Como muestra la literatura, cada uno de estos conceptos se presta a diversas interpretaciones, impresión que se confirma ya lo bastante con sólo consultar las explicaciones correspondientes que figuran en el diccionario enciclopédico de Ruland. Por consiguiente, no tiene objeto estudiar con más detalle a este respecto las variantes del procedimiento alquimista. Es éste, considerado de manera superficial y dibujado toscamente, el esqueleto de la alquimia que todos conocemos. Es poco o nada lo que podemos representarnos desde el punto de vista de nuestros conocimientos de química modernos; y si examinamos los cientos y cientos de procedimientos y fórmulas que nos han transmitido la Edad Media y la Antigüedad, encontramos entre ellos relativamente pocos que encierren un sentido químico reconocible. Quizá carezcan de sentido la mayor parte desde el punto de vista químico, y, además, se tiene la absoluta seguridad —por encima de cualquier duda— de que jamás se ha obtenido una tintura verdadera ni oro artificial alguno en el transcurso de los siglos dedicados seriamente a tales propósitos. Por tanto, podemos preguntarnos: ¿qué indujo a los viejos alquimistas a seguir trabajando sin punto de reposo o, como ellos decían, a «operar» y a escribir tratados y más tratados sobre el arte «divino» cuando toda su empresa no dejaba entrever ni un resquicio de esperanzas?. Ciertamente —tenemos que añadir— le estaba vedado por completo todavía el conocimiento de la esencia química y su limitación, por lo que, a pesar de todo, podían alentar esperanzas; prácticamente como quienes soñaban con volar, sueño que, sin embargo, fue llevado más tarde a vías de realización por sus imitadores posteriores. No se debe subestimar la satisfacción implicada en la empresa, en la aventura, en el quarere (búsqueda) y el invenire (hallar). Esta satisfacción perdura en tanto aparece llena de sentido la metodología. Y en aquellos tiempos no había nada que pudiera convencer a los alquimistas de la falta de sentido de sus empresas químicas; además, si miraban hacia atrás, podían apoyarse en una larga tradición que contenía no pocos testimonios de quienes afirmaban haber obtenido resultados maravillosos.

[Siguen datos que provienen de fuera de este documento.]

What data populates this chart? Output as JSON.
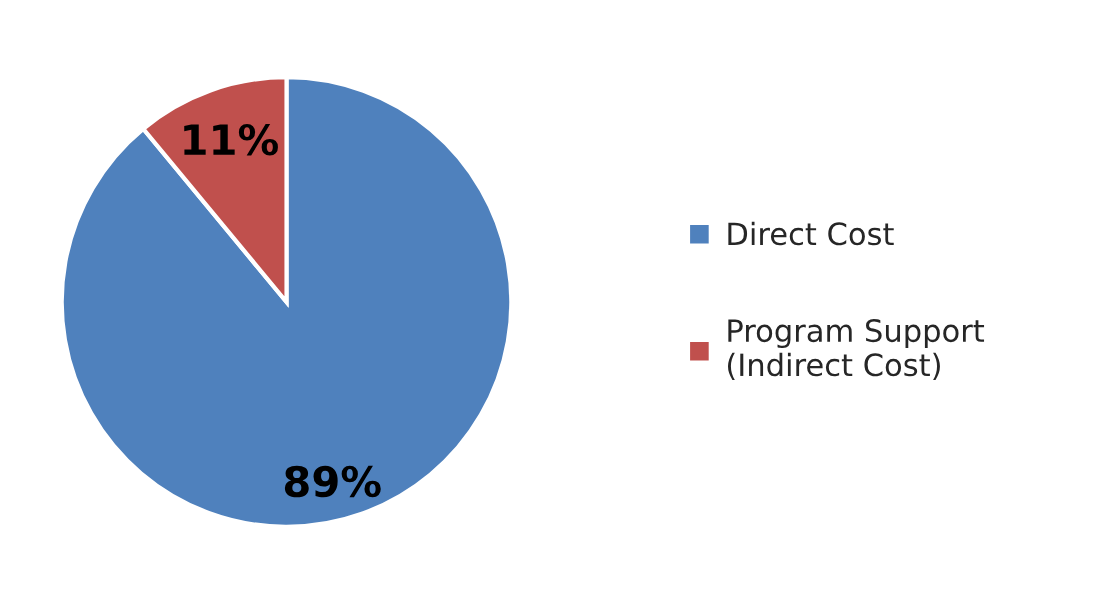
{
  "chart_data": {
    "type": "pie",
    "categories": [
      "Direct Cost",
      "Program Support\n(Indirect Cost)"
    ],
    "values": [
      89,
      11
    ],
    "colors": [
      "#4f81bd",
      "#c0504d"
    ],
    "value_labels": [
      "89%",
      "11%"
    ],
    "legend": "right"
  }
}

Finalmente, tampoco tue utópico del todo este campo si se tiene en cuenta que los esfuerzos efectuados en el aspecto de la química dieron por resultado algún que otro descubrimiento secundario. Como precursora de la química, la alquimia tuvo una raison d'être suficiente. En consecuencia, si la alquimia nos presenta una serie infinita de experimentos químicos carentes de sentido e inútiles —en opinión mía—, no sería ésta una razón para sentir asombro, en la misma forma que tampoco pueden maravillarnos los disparatados intentos de la medicina y farmacología medievales.